Dubai’s holiday homes put up the welcome signs

Dubai: The rapid emergence of holiday homes — with transactions made over an app — in Dubai will start to have consequences for hotel properties at both end of the pricing spectrum, according to a new update from Knight Frank.

More so, as these holiday homes are starting to rope in specialised operators to manage them. These properties were then able to generate occupancy levels of between 70 and 80 per cent. “This suggests that such entities can still drive value despite the fact that they are no longer required to be instructed by law,” the consultancy states.

As such, the median occupancy for holiday homes in Dubai was at 46 per cent in 2015. The average premium in holiday homes’ ADR (average daily rate) over a hotel ADR during the first six months of this year was around 29 per cent.
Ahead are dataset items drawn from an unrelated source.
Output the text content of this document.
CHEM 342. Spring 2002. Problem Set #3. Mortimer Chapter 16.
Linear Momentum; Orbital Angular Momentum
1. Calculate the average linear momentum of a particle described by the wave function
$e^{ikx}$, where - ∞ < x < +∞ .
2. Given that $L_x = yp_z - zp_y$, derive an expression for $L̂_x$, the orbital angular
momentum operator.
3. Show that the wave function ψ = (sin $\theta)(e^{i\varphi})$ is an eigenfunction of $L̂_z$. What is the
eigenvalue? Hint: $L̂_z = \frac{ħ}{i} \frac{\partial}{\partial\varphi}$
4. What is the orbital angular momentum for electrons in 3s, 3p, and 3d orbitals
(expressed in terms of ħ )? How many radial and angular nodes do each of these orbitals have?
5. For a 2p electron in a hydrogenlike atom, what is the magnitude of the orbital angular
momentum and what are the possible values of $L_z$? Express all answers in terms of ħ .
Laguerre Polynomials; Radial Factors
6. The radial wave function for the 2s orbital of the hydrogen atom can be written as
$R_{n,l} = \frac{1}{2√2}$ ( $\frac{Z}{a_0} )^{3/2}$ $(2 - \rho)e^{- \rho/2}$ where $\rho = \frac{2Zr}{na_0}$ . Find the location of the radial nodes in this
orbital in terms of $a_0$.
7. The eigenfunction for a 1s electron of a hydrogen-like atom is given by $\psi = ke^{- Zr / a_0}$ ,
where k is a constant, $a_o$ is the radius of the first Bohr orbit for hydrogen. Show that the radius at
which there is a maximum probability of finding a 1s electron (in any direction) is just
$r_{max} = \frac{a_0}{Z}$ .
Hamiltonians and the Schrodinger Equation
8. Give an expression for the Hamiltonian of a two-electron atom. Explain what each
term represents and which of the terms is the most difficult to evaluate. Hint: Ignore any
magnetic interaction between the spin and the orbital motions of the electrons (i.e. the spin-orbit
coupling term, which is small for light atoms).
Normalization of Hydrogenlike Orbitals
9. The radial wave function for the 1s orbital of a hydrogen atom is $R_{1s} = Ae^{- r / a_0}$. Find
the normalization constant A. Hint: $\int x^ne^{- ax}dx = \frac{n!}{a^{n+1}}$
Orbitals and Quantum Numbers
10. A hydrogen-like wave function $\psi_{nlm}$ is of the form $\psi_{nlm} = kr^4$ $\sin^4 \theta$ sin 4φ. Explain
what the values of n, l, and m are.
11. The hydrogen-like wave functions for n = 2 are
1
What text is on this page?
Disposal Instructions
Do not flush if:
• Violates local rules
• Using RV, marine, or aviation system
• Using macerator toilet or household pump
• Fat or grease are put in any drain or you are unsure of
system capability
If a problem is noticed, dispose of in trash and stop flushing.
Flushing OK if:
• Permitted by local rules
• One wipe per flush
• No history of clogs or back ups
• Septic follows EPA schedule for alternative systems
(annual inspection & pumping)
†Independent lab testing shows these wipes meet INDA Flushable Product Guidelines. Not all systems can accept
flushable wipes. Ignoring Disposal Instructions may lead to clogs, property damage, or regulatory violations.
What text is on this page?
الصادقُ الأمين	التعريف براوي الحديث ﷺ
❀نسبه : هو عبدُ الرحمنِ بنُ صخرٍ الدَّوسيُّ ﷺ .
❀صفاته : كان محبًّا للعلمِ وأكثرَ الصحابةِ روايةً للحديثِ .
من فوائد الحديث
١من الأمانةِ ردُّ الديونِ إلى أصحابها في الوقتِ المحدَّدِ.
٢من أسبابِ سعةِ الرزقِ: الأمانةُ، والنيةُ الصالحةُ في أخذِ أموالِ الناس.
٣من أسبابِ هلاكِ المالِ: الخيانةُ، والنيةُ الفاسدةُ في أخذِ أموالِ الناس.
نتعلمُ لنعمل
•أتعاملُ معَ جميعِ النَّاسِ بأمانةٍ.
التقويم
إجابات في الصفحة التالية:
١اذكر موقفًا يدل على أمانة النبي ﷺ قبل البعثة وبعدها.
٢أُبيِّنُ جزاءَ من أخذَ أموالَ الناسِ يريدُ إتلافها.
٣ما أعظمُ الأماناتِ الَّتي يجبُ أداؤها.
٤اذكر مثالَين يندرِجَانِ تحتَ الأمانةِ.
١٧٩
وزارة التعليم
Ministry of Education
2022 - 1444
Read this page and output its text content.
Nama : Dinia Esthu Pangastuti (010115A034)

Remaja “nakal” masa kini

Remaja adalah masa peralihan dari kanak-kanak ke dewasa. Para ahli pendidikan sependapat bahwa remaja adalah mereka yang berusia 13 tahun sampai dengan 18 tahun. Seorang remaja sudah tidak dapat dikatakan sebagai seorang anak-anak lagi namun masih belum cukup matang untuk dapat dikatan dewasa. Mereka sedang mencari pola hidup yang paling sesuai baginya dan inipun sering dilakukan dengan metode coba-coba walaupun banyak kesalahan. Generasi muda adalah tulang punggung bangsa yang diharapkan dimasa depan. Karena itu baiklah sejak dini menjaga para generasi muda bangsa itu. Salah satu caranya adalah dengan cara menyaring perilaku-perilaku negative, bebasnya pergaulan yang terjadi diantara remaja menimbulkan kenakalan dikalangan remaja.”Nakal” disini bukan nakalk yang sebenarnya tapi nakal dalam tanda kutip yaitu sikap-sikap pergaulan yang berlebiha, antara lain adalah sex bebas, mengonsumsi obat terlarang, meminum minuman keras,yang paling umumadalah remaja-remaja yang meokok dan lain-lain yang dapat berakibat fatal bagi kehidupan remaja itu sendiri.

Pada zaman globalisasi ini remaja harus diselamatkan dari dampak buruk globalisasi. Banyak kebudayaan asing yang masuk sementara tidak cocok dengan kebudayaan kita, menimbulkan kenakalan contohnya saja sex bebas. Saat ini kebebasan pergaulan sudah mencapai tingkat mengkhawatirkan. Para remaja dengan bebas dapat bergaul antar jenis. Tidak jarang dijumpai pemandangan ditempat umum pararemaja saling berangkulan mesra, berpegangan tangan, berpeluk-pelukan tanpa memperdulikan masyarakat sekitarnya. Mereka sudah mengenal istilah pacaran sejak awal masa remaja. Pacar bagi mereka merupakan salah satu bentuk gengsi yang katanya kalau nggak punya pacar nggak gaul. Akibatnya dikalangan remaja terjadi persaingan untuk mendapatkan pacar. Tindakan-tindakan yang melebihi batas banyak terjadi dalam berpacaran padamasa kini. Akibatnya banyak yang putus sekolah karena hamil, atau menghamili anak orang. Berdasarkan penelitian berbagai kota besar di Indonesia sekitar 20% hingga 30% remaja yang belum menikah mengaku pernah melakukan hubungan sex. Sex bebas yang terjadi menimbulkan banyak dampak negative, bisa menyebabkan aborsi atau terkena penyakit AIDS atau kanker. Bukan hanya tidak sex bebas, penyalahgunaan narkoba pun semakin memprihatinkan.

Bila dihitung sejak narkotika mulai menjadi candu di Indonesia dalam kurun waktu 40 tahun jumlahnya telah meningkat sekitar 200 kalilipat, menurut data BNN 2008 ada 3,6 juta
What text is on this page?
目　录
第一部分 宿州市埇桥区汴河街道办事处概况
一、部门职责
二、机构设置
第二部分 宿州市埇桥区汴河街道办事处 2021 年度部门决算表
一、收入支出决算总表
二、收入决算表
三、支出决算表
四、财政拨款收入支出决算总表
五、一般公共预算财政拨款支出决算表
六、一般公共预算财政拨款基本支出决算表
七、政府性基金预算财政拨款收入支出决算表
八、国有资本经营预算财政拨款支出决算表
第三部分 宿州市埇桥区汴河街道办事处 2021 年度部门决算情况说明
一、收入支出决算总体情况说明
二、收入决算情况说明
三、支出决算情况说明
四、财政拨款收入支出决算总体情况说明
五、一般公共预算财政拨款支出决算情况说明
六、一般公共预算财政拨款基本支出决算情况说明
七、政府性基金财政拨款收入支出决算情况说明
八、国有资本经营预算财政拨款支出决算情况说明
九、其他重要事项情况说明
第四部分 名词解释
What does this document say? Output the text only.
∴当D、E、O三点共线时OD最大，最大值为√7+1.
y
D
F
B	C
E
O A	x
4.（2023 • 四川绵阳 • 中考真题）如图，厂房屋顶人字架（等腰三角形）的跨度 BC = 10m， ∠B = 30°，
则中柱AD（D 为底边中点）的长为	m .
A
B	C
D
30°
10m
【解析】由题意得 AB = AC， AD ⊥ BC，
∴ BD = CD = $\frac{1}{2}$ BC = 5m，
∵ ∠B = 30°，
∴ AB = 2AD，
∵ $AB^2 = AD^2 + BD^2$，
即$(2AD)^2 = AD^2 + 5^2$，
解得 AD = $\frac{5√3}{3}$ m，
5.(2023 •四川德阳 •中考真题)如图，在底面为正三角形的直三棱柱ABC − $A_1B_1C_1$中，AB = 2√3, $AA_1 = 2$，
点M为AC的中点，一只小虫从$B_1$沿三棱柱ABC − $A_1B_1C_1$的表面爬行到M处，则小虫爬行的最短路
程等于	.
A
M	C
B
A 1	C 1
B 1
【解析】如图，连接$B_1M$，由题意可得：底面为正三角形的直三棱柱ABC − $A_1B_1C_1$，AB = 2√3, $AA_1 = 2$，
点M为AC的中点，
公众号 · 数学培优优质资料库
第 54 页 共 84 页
The average ADR for a holiday home is estimated at Dh948 in the first-half.

“Holiday homes dilute the ability of hotels to yield during periods of peak demand,” the report states. “Whereas hotel room supply is fixed and the incremental cost of developing supply is very high, the holiday home market can scale appropriately to demand with negligible marginal costs for additional supply.

“For this reason they restrict the ability of hotels to price aggressively during periods of peak demand and have the highest impact in markets that are heavily seasonal.”

On Airbnb, the global leader in the short-term stay business, there are 4,200 “active listings” of units in Dubai. Of these, 24 per cent are private rooms, 6 per cent represent shared rooms and the rest are entire homes. (“Shared hosting” is technically not permissible under current Dubai legislation.)
GN
Strong levels

Not surprisingly, one-bed apartments take up the bulk of the current supply, at 44 per cent. “Primary interviews with operators indicate that such units see strong levels of demand as they are the most versatile, on the basis that they are able to accommodate between one and four individuals, if a sofa bed is provided,” the report says.

“Two and three-bedroom units are relatively difficult to lease, not only because they are more expensive, but also because demand for these types of unit is highly seasonal, peaking during public holidays.”

It was in April last that DTCM (Dubai Tourism & Commerce Marketing) allowed individual home owners to apply for holiday home licences without having to commission a third-party. “The process became relatively straightforward, involving little more than an online application with annual registration fees of Dh1,520 plus an additional Dh320 per unit. 

“The simplicity of the process has led to a rapid increase in supply of short-term rentals over the past few months, as an increasing number of homeowners test the market.” (The earlier legislation required homeowners to have a licensed third-party holiday home operator as a management company in exchange for a fee, which typically ranged from 20 to 25 per cent of gross revenues.”